MEET THE DANCERS: Jenavieve Hernandez, Barbara Becraft Fellowship Apprentice

Jenavieve was trained in Spokane, WA at Academy of Dance. She also spent 10 years in Boise, Idaho with Ballet Idaho Academy where in 2015 she was the recipient of the John William Jackson full scholarship. Under Director Peter Anastos, Jenavieve performed in Ballet Idaho’s company performances including The Nutcracker, Alice in Wonderland, Peter Pan, Sleeping Beauty, and Swan Lake. Jenavieve has also danced with contemporary companies including Boise Dance Co-op, Project Flux and Idaho Dance Theater.

This is Jenavieve’s first season as a Barbara Becraft Fellowship Apprentice with Ballet Fantastique.



Q & A with Jenavieve

What do you like to do in your days off or in your free time?

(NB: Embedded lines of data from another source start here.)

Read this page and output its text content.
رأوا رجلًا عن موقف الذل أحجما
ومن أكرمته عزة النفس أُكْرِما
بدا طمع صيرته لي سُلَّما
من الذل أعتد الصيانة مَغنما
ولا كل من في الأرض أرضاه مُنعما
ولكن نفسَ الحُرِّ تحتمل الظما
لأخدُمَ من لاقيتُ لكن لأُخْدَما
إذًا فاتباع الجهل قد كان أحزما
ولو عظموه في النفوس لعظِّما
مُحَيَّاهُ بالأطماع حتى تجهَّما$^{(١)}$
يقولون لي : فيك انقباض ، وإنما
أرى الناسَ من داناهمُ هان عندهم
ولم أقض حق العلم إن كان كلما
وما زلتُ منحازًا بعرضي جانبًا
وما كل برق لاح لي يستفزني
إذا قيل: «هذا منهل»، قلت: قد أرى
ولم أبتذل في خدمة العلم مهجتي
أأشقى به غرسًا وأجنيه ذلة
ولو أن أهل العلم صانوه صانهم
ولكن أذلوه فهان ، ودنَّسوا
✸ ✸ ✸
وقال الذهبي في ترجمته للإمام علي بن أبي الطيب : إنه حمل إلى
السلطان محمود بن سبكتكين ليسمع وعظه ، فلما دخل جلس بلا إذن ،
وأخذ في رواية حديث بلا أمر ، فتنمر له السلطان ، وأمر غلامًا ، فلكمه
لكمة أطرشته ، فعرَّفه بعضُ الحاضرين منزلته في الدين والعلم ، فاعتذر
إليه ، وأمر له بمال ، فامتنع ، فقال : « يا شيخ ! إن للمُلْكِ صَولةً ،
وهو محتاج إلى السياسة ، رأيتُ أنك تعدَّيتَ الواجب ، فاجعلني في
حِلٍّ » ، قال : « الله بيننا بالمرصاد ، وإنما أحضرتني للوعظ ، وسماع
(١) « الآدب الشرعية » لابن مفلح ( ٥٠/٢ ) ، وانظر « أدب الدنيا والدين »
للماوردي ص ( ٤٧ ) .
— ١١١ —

I like to be outside as often as I can, either hiking or walking around town with friends—mostly ballet friends right now because I haven’t really met a lot of people outside of that! In reality I usually end up doing laundry or meal prepping for the rest of the week.


What inspires you to perform?

A big part of me starting to dance was my mom. She’s a dancer, so she was a really big inspiration to me and she’s always been super uplifting, saying things like “you can do it if you want, but you don’t have to,” so that’s been my core… but it’s always for me. I always try to improve and that’s what keeps me going, the idea that I can always get better and that’s what inspires me to perform.


How would your friends describe you in three words?

Sarcastic, scatter-brained and procrastinator. People can look at those negatively, but I think they’re great qualities.


Who is your favorite super villain?

Cruella De Vil. With a passion. The way she looks and acts. I don’t like what she does but it’s the personality I really like.


Where do you imagine yourself in 10 years?

In 10 years I have hopefully gone to and graduated from college by then. I still want to be dancing by that time but I think I will move past ballet and move into more of contemporary dance. I still see myself consistently dancing and then going to school and maybe having a dog because I want an animal!


What is your life motto?

Lately it’s been, being myself completely and for nobody else. No matter if that means dressing however I want, eating whatever I want. My life motto has changed a lot because I live by myself now and I’m still super young but being on my own and having my own responsibilities now, I kinda just don’t care about what anyone else thinks of me.


If you weren’t a dancer right now, what would you be doing?

I would probably still be in Idaho going to school. I have so many things I would like to do in my lifetime and one of those things is to get paid for being outside. So I would probably be going to school full time in Idaho and hopefully majoring in something like Biology or Environmental Science to work towards my goal of getting paid to be outside.


What are you most looking forward to in working with BFan?

Honestly, all the opportunities to come because I’ve already been here for like what, two and a half months, and I’ve already gotten so many more opportunities than I ever have in my home town studio. Here I’ve already gained so much. I think it’s the teachers, the people, it’s everything! I just feel like in this environment I’ve already learned so much more than I have anywhere else and I’m just looking forward to continue making progress, improving and making more friends.


What is your favorite animal?

A whale! I think they’re crazy and weird and they’re the biggest thing on this planet that we know of.


What is your favorite ballet?

I love Swan Lake because I was once in the core and so I got to experience it, I love to watch it and I got to be in it so it was like a full circle for me.


What does it mean to you as a dancer to change the look of dance?

Just yesterday I was actually teaching a contemporary class and I feel like to me personally I’ve always had this idea of the teeny-tiny perfect ballerina with a perfect bun but as I got older and got exposed to more types of dance, my outlook has changed. I think anyone should be able to dance. It doesn’t matter what size or shape, who you are, your race, your height, I think you can turn anything into dance. So that’s what I was telling my students in the contemporary class. We were doing a weird improv exercise and they seemed to be really uncomfortable moving in such a foreign way and so I told them it doesn’t matter if it’s ugly movement, right, because you can make something that is inherently ugly into something beautiful if you put your whole self into it.